The PTI-led government has dismissed the JUI chief’s statement saying that brainwashing a few madrassa students and provoking them against the government in the name of religion is totally unacceptable. Nevertheless, the government betrayed its nervousness when it stopped Maulana’s interview to the Geo News – Jirga with Saleem Safi – from going on air.
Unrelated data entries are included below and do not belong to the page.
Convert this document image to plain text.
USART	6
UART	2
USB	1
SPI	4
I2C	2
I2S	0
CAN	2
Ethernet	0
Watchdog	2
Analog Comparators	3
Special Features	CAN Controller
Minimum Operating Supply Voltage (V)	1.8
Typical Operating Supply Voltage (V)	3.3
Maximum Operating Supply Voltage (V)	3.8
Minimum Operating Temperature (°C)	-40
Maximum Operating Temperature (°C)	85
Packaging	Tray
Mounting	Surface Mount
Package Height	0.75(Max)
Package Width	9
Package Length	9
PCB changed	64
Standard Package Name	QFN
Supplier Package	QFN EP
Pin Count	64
However, with the idea of a Long March gaining momentum, the PPP chief Bilawal Bhutto’s statement not to take part in the planned sit-in at Islamabad came as a set back to the Maulana. While extending moral and political support to the Long March, Bilawal plans to travel to all parts of the country to make people aware of the failures of the Imran Khan administration, which he labelled as a puppet government. It is likely that Imran Khan’s government will face increasing flak in future on account of its failure to garner greater international support on the Kashmir issue as well as inability to deal with burgeoning economic crisis in the country.
Conclusion
Any effort by Pakistan to over-activate terror launch pads in order to draw world’s attention to the Kashmir issue can prove counter-productive for the Imran Khan Government. A protracted military engagement with India can worsen the political and economic crises at home. Moreover, Pakistan’s sponsorship of terror could result in it being blacklisted by the Financial Action Task Force (FATF) that will not only lead to international calumny but also restrict the flow of foreign funds for the cash strapped Pakistani economy.
Meanwhile, internally, if the government decides to tinker with the status of Karachi, there could be a massive uprising in Sindh. Also, the Long March together with Bilawal’s parallel country-wide tour, and with protests by doctors and traders gaining momentum, could unleash a political storm that may not be easy for an increasingly isolated PTI Government to weather. For now, with a failing foreign policy and a crippling economy, and growing domestic opposition as well as criticism within the army, Imran Khan and his government is clearly caught between the devil and the deep sea.
Views expressed are of the author and do not necessarily reflect the views of the IDSA or of the Government of India.